[Issue 977] Expressions inside a struct or array initializer get wrong line number

d-bugmail at puremagic.com d-bugmail at puremagic.com
Thu Feb 2 17:47:16 PST 2012


http://d.puremagic.com/issues/show_bug.cgi?id=977



--- Comment #4 from yebblies <yebblies at gmail.com> 2012-02-03 12:47:13 EST ---
(In reply to comment #3)
> (In reply to comment #2)
> > This happens because the parser scans across the whole initializer to determine
> > if it's an expression or an initializer.  Because it's already lexed the whole
> > initializer, the lexer's loc points to the end, and this is what is assigned to
> > each expression.  Not sure how to solve this without re-lexing the initializer.
> 
> But it manages to give line numbers for errors that occur in the semantic
> analysis phase.  The D compiler first lexes/parses the entire source file, then
> semantically analyses it.  So it should be able to get this right.
> 

It lexes while it parses, so when the parser creates the ast it can use the
current location of the lexer instead of storing in the tokens.  This is very
efficient and works everywhere except when arbitrary lookahead is required.

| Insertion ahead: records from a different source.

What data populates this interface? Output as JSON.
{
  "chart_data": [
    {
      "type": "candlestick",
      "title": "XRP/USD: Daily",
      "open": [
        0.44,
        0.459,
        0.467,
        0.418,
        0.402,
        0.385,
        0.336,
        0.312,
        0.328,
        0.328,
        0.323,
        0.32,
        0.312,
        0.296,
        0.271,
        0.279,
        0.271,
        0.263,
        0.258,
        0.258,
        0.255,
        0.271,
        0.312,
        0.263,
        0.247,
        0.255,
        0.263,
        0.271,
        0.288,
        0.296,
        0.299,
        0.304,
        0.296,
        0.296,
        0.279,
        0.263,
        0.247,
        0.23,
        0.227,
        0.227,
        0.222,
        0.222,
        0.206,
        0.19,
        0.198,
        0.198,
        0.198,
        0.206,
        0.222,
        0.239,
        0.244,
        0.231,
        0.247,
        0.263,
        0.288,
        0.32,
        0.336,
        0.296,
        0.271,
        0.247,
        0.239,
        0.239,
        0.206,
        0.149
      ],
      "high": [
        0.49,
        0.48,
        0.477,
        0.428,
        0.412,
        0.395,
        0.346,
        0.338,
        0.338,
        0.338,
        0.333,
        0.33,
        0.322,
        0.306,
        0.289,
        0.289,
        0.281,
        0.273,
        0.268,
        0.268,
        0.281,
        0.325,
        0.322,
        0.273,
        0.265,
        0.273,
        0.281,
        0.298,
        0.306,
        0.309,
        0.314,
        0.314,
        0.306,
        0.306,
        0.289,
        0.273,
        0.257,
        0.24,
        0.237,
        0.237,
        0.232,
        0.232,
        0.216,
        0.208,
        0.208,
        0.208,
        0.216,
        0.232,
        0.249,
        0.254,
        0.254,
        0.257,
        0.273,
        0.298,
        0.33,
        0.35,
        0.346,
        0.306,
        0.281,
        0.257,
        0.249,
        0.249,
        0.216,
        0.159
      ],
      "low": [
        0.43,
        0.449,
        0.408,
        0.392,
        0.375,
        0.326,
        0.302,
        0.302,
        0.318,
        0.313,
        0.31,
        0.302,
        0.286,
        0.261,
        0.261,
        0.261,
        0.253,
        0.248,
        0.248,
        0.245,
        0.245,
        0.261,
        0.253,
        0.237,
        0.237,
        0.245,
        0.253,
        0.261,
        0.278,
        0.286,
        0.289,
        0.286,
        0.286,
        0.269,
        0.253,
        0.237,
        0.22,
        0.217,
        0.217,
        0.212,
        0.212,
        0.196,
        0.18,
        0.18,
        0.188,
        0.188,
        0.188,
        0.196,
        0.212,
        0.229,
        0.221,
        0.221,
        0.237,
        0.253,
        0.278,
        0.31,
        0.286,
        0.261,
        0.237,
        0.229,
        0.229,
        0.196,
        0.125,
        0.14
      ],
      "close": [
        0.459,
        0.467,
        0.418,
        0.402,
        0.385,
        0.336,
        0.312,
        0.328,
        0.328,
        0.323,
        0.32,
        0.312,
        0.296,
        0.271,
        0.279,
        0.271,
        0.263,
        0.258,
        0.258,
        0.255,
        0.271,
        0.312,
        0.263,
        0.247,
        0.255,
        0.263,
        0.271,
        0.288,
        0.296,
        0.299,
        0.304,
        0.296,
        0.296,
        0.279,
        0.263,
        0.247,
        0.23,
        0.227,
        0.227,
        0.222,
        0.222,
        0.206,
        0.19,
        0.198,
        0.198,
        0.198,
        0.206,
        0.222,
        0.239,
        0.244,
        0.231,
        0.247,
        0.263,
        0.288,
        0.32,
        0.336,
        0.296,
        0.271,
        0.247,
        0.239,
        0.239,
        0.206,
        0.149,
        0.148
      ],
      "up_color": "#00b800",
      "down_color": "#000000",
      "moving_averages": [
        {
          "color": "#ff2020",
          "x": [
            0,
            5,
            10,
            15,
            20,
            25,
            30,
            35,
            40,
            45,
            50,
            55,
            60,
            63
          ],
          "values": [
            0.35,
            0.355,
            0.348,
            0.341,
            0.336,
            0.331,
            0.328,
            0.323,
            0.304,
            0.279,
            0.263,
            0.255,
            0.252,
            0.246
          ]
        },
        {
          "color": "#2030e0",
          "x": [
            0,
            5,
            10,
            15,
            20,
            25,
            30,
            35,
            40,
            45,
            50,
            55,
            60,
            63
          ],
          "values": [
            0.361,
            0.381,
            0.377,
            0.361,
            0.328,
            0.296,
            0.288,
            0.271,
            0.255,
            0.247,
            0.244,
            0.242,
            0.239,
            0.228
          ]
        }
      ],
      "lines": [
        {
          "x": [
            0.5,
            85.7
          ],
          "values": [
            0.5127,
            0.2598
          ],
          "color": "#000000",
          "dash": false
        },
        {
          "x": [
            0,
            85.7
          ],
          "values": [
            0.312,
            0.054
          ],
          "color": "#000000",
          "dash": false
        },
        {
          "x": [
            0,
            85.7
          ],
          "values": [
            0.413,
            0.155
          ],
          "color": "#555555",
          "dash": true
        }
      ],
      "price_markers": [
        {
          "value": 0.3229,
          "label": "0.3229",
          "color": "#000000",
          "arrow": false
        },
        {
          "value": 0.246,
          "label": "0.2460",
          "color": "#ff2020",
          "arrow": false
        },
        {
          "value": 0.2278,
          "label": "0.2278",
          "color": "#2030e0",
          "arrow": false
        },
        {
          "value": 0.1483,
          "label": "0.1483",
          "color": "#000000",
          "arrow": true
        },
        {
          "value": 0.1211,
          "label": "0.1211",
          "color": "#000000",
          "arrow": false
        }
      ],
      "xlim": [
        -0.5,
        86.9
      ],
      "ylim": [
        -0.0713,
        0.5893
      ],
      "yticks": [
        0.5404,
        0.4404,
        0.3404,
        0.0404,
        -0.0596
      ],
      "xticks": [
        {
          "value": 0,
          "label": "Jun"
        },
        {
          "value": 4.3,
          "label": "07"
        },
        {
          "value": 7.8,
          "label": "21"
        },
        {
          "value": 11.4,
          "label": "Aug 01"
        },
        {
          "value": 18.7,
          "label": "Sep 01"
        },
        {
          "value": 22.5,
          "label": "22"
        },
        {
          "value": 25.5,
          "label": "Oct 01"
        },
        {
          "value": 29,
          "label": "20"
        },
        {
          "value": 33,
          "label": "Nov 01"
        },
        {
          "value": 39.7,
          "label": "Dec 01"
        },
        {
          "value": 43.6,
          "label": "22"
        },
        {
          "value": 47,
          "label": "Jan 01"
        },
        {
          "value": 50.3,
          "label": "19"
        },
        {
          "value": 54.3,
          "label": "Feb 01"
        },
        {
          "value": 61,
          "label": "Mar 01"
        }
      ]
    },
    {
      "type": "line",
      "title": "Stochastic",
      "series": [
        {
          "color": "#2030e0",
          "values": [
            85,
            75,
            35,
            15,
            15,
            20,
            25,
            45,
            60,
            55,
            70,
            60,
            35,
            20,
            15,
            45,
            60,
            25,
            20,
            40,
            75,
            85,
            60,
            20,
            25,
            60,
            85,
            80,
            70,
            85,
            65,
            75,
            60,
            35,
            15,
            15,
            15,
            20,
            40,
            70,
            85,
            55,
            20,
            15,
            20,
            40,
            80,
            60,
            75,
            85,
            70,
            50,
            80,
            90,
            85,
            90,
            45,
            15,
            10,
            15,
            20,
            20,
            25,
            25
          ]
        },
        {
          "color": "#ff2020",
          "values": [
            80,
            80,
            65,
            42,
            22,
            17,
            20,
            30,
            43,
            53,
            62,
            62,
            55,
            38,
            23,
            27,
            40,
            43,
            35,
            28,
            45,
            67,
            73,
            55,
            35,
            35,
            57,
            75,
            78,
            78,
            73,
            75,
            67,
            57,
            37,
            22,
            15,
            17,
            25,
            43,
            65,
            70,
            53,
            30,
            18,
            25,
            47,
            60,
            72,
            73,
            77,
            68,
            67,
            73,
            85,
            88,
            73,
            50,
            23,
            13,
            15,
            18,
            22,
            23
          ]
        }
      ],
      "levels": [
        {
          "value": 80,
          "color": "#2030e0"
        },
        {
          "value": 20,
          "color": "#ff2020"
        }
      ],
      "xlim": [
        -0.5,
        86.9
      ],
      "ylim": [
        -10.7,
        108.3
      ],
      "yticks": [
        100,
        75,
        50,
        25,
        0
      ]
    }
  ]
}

> Two ways I can see to do it:
> - Remember the line number of every token just in case

As a last resort.  This would likely be a performance hit, and complicate the
parser code in most places for no benefit.

> - Realise on hitting the 7 that it is no longer parseable as either an
> expression or an initialiser, and deliver the error there and then.

It would have to be parsing to find this error, while it scans it's only
lexing.

The relevant code is at 3185 and 3272 in parse.c

The solution is probably to initially parse it one way and convert if wrong,
preserving location information, but this might not be possible.